I try to avoid critiquing a book on its tropes because there are definite characteristics of tropes that seem required to the genre. However, I want to speak to Steiner’s handling of Jaxson and Grace’s coupling. I get it. Really, I get it: teammate code, bro code, girl code…it’s all wrapped up in integrity and trust. But I really, really want to read stories where the younger sister or best friend can feel drawn to each other, and it doesn’t end up being forbidden. Jaxson and Grace have bigger issues to handle without having to handle the need for her brother’s approval: his need to set boundaries with an abusive father and her need to accept her choices for the future as well as help her family recognize her value as more than her brother’s younger sister.

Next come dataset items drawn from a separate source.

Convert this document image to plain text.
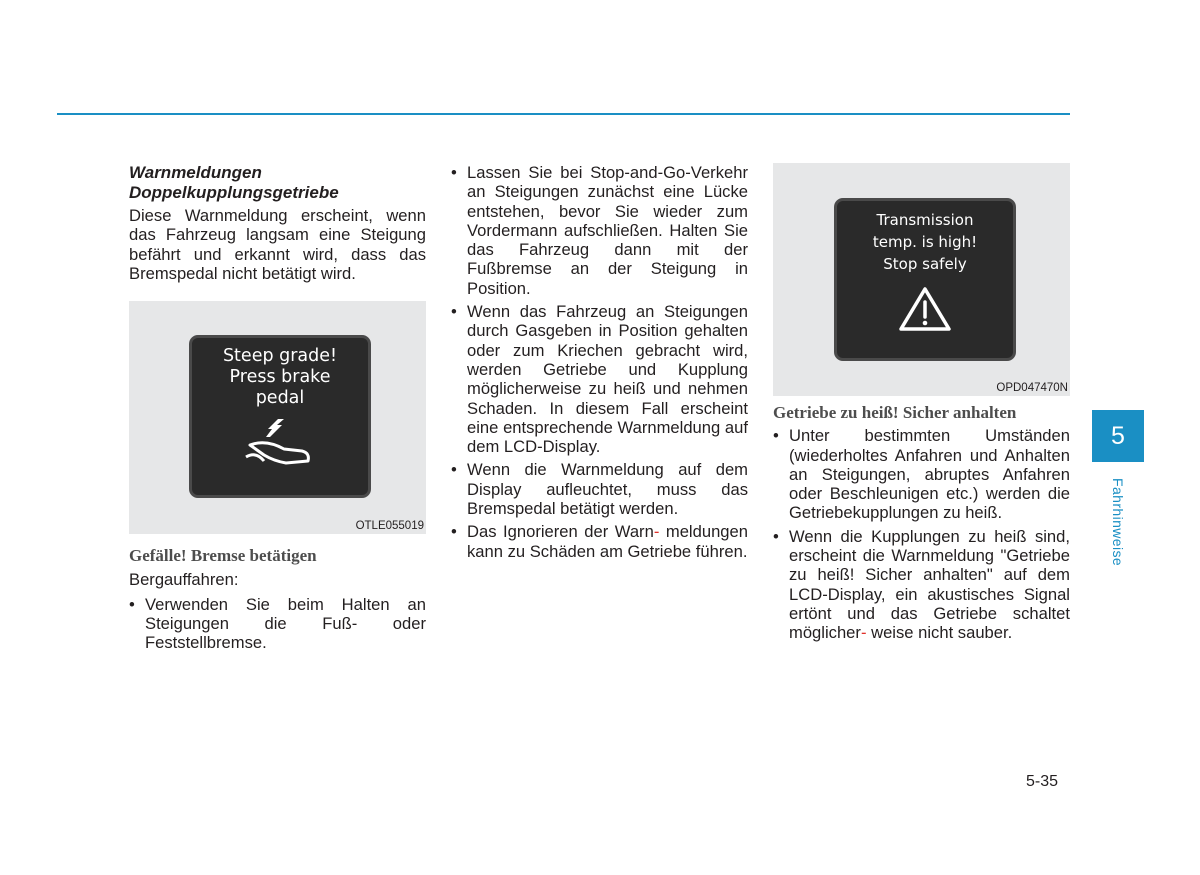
Warnmeldungen
Doppelkupplungsgetriebe

Diese Warnmeldung erscheint, wenn das Fahrzeug langsam eine Steigung befährt und erkannt wird, dass das Bremspedal nicht betätigt wird.

Steep grade!
Press brake
pedal
OTLE055019

Gefälle! Bremse betätigen

Bergauffahren:

• Verwenden Sie beim Halten an Steigungen die Fuß- oder Feststellbremse.
• Lassen Sie bei Stop-and-Go-Verkehr an Steigungen zunächst eine Lücke entstehen, bevor Sie wieder zum Vordermann aufschließen. Halten Sie das Fahrzeug dann mit der Fußbremse an der Steigung in Position.
• Wenn das Fahrzeug an Steigungen durch Gasgeben in Position gehalten oder zum Kriechen gebracht wird, werden Getriebe und Kupplung möglicherweise zu heiß und nehmen Schaden. In diesem Fall erscheint eine entsprechende Warnmeldung auf dem LCD-Display.
• Wenn die Warnmeldung auf dem Display aufleuchtet, muss das Bremspedal betätigt werden.
• Das Ignorieren der Warn- meldungen kann zu Schäden am Getriebe führen.
Transmission
temp. is high!
Stop safely
OPD047470N

Getriebe zu heiß! Sicher anhalten

• Unter bestimmten Umständen (wiederholtes Anfahren und Anhalten an Steigungen, abruptes Anfahren oder Beschleunigen etc.) werden die Getriebekupplungen zu heiß.
• Wenn die Kupplungen zu heiß sind, erscheint die Warnmeldung "Getriebe zu heiß! Sicher anhalten" auf dem LCD-Display, ein akustisches Signal ertönt und das Getriebe schaltet möglicher- weise nicht sauber.
5
Fahrhinweise
5-35
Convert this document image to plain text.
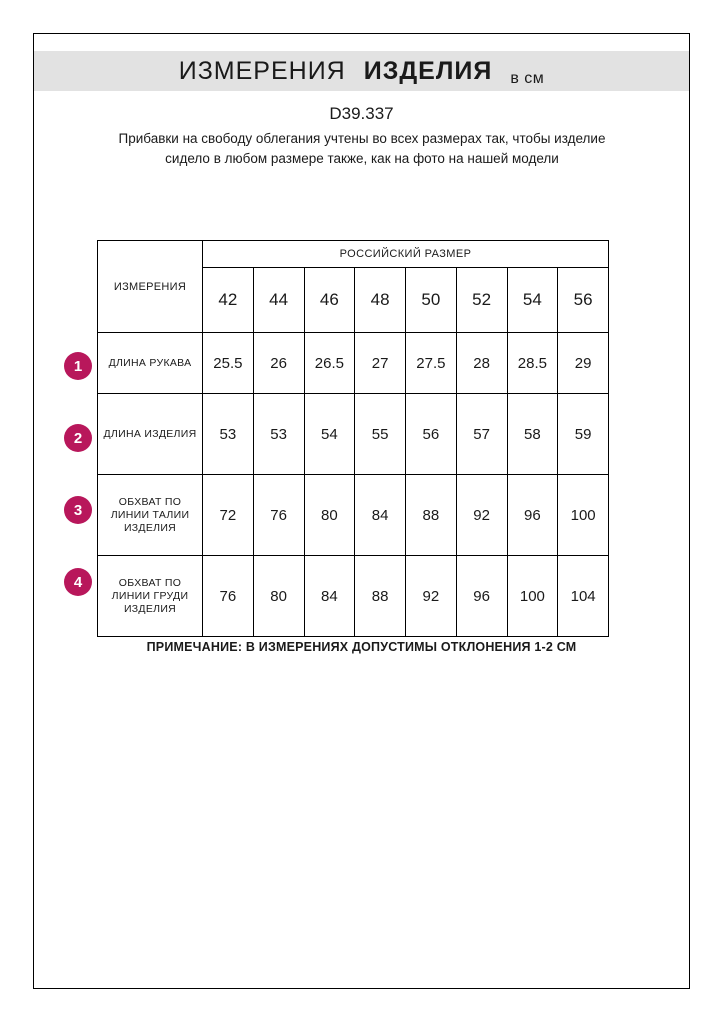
ИЗМЕРЕНИЯ ИЗДЕЛИЯ в см
D39.337
Прибавки на свободу облегания учтены во всех размерах так, чтобы изделие сидело в любом размере также, как на фото на нашей модели
ИЗМЕРЕНИЯ	РОССИЙСКИЙ РАЗМЕР							
	42	44	46	48	50	52	54	56
ДЛИНА РУКАВА	25.5	26	26.5	27	27.5	28	28.5	29
ДЛИНА ИЗДЕЛИЯ	53	53	54	55	56	57	58	59
ОБХВАТ ПО ЛИНИИ ТАЛИИ ИЗДЕЛИЯ	72	76	80	84	88	92	96	100
ОБХВАТ ПО ЛИНИИ ГРУДИ ИЗДЕЛИЯ	76	80	84	88	92	96	100	104
1
2
3
4
ПРИМЕЧАНИЕ: В ИЗМЕРЕНИЯХ ДОПУСТИМЫ ОТКЛОНЕНИЯ 1-2 СМ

I usually inhale Steiner’s stories, but I found myself taking breaks from this story because I grew tired of Jaxson and Grace’s internal struggles about a future together, Once they recognized their depth of feelings for the other, the story took off for me. I understand that a story has a requirement for tension. Steiner prides herself in the crafting of angst in her stories, but I think angst could have been wrought in other ways that upended the staid challenge of an older brother’s or teammate’s approval. In 2023, I think we can move beyond that.
All of that said, I still love Watch Your Mouth. I love how Jaxson and Grace complete each other; I love how Grace challenges Jaxson’s boundaries so he can rewrite his own; I love how Jaxson loves Grace from the depths of himself; I love the found family of the Ospreys and the promise of future stories for Daddy P and Coach McCabe. And I love the spice and drama of Jaxson and Grace’s story. Once they found their power in each other, Watch Your Mouth was like a slap shot to the net, and it managed to be another huge score in Kandi Steiner’s Kings of the Ice series.